Verslag vergadering Commissie voor Wonen en Onroerend Erfgoed
Verslag
– Wegens de coronamaatregelen werd deze vraag om uitleg via videoconferentie behandeld.
Mevrouw Verheyen heeft het woord.
Minister, de voorbije weken is er al heel wat gezegd over dit thema. Volgende week hebben we daar ook een hoorzitting over. Ik wil me daarom beperken tot mijn vragen. Tijdens de gedachtewisseling heb ik u gevraagd of u van plan was om de sociale koopmaatschappijen mee te integreren in het grote fusieverhaal. U hebt geantwoord dat u dat verder zou onderzoeken.
Minister, hoe staat u tegenover de integratie van de sociale koopmaatschappijen in het noodzakelijke fusieverhaal? Acht u het mogelijk en wenselijk om alle sociale koopmaatschappijen alsnog in het proces te betrekken om zo per regio tot één superwoonactor te komen? Worden er op dit moment al koopmaatschappijen betrokken bij het fusieverhaal? Zo ja, kunt u dit nader toelichten?
Minister Diependaele heeft het woord.
In de operatie om tot woonmaatschappijen te komen, staat het belang van de sociale huurder en de kandidaat-socialehuurder centraal. Door het samenbrengen van de activiteiten van sociale verhuurkantoren (SVK’s) en sociale huisvestingsmaatschappijen (SHM’s) zullen ze beter gebruik kunnen maken van elkaars sterktes zodat de dienstverlening geoptimaliseerd en transparanter kan worden. Daar is de laatste weken inderdaad al heel wat over gezegd.
Het samenbrengen van elkaars expertise moet ook sneller tot een ruimer sociaal woonaanbod leiden. Als in die beweging ook de sociale koopactiviteiten kunnen worden betrokken, ben ik ervan overtuigd dat dit het resultaat enkel ten goede kan komen. Op die manier ontstaat niet alleen één aanspreekpunt voor sociale huuractiviteiten, maar ontstaat één sociale woonactor, waarbij de burger terechtkan voor alle diensten rond sociaal wonen.
Het betrekken van de sociale koop bij de operatie om tot woonmaatschappijen te komen, zou naast efficiëntiewinsten voor de burger en de woonmaatschappijen zelf, ook dienstig zijn om de regierol van de lokale besturen op het vlak van sociaal wonen te versterken. Aangezien er in de meeste gevallen vooral gemengde projecten worden gerealiseerd, is een samenwerking tussen beide activiteitengroepen sowieso nodig, en wanneer dit geïntegreerd wordt in één woonmaatschappij, kan die samenwerking alleen maar worden versterkt en geoptimaliseerd.

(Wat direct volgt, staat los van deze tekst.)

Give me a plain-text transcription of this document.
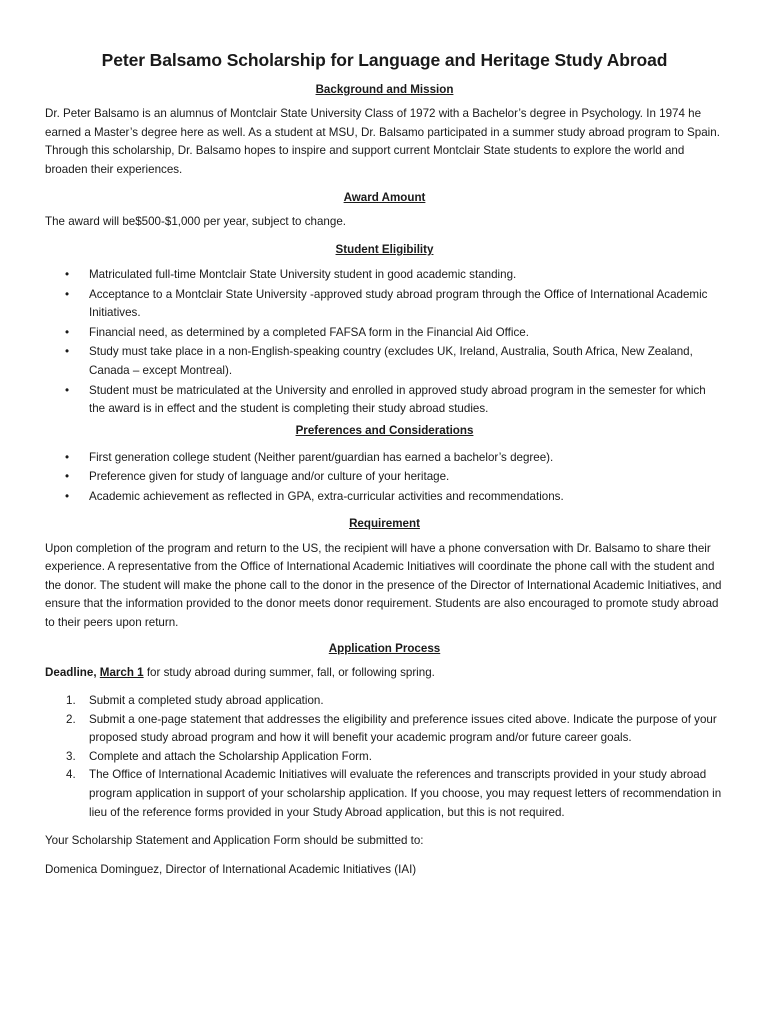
Peter Balsamo Scholarship for Language and Heritage Study Abroad
Background and Mission

Dr. Peter Balsamo is an alumnus of Montclair State University Class of 1972 with a Bachelor’s degree in Psychology. In 1974 he earned a Master’s degree here as well. As a student at MSU, Dr. Balsamo participated in a summer study abroad program to Spain. Through this scholarship, Dr. Balsamo hopes to inspire and support current Montclair State students to explore the world and broaden their experiences.

Award Amount

The award will be$500-$1,000 per year, subject to change.

Student Eligibility
• Matriculated full-time Montclair State University student in good academic standing.
• Acceptance to a Montclair State University -approved study abroad program through the Office of International Academic Initiatives.
• Financial need, as determined by a completed FAFSA form in the Financial Aid Office.
• Study must take place in a non-English-speaking country (excludes UK, Ireland, Australia, South Africa, New Zealand, Canada – except Montreal).
• Student must be matriculated at the University and enrolled in approved study abroad program in the semester for which the award is in effect and the student is completing their study abroad studies.
Preferences and Considerations
• First generation college student (Neither parent/guardian has earned a bachelor’s degree).
• Preference given for study of language and/or culture of your heritage.
• Academic achievement as reflected in GPA, extra-curricular activities and recommendations.
Requirement

Upon completion of the program and return to the US, the recipient will have a phone conversation with Dr. Balsamo to share their experience. A representative from the Office of International Academic Initiatives will coordinate the phone call with the student and the donor. The student will make the phone call to the donor in the presence of the Director of International Academic Initiatives, and ensure that the information provided to the donor meets donor requirement. Students are also encouraged to promote study abroad to their peers upon return.

Application Process

Deadline, March 1 for study abroad during summer, fall, or following spring.

1. Submit a completed study abroad application.
2. Submit a one-page statement that addresses the eligibility and preference issues cited above. Indicate the purpose of your proposed study abroad program and how it will benefit your academic program and/or future career goals.
3. Complete and attach the Scholarship Application Form.
4. The Office of International Academic Initiatives will evaluate the references and transcripts provided in your study abroad program application in support of your scholarship application. If you choose, you may request letters of recommendation in lieu of the reference forms provided in your Study Abroad application, but this is not required.

Your Scholarship Statement and Application Form should be submitted to:

Domenica Dominguez, Director of International Academic Initiatives (IAI)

Door de vele voordelen is het betrekken van de sociale koopsector voor mij inderdaad het meest wenselijke scenario. Ik tracht dan ook het gesprek met de sector hierover aan te gaan. Om beleidsmatige en efficiëntieredenen adviseert de Vlaamse Regering trouwens aan lokale besturen – als belangrijkste aandeelhouder van de overblijvende sociale huisvestingsmaatschappijen die enkel sociale koopactiviteiten uitvoeren – om de werkingsgebieden van sociale koopactiviteiten sowieso af te bakenen op die van de woonmaatschappijen, waardoor de stap naar een volledige integratie klein wordt.
We zitten momenteel aan de start van een complex traject. Ik heb momenteel nog geen zicht op wat er lokaal allemaal beweegt en dus ook niet op plannen waarbij een SHM wordt betrokken die enkel sociale koopactiviteiten uitvoert. Dat zou ook te vroeg zijn, aangezien we de lokale besturen het initiatiefrecht hebben gegeven om in overleg met de actoren die actief zijn op hun grondgebied, een voorstel van werkingsgebied uit te werken.
Mevrouw Verheyen heeft het woord.
Minister, uw antwoord is heel duidelijk. U vindt het opportuun om de koopwoonmaatschappijen zeker meer te betrekken in dat verhaal. U ziet de voordelen, en ik ben dan ook blij dat u de gesprekken gaat opstarten met de sector.
Misschien is het nog te vroeg, maar hebt u al weet van gesprekken met lokale besturen? Veel lokale besturen zouden al bezig zijn met gesprekken met sociale huisvestingsmaatschappijen, en misschien ook met koopwoonmaatschappijen. Misschien hebt u daar zelf ook al iets over gehoord.
Ik kijk verder uit naar de vorderingen in dit belangrijke dossier.
De vraag om uitleg is afgehandeld.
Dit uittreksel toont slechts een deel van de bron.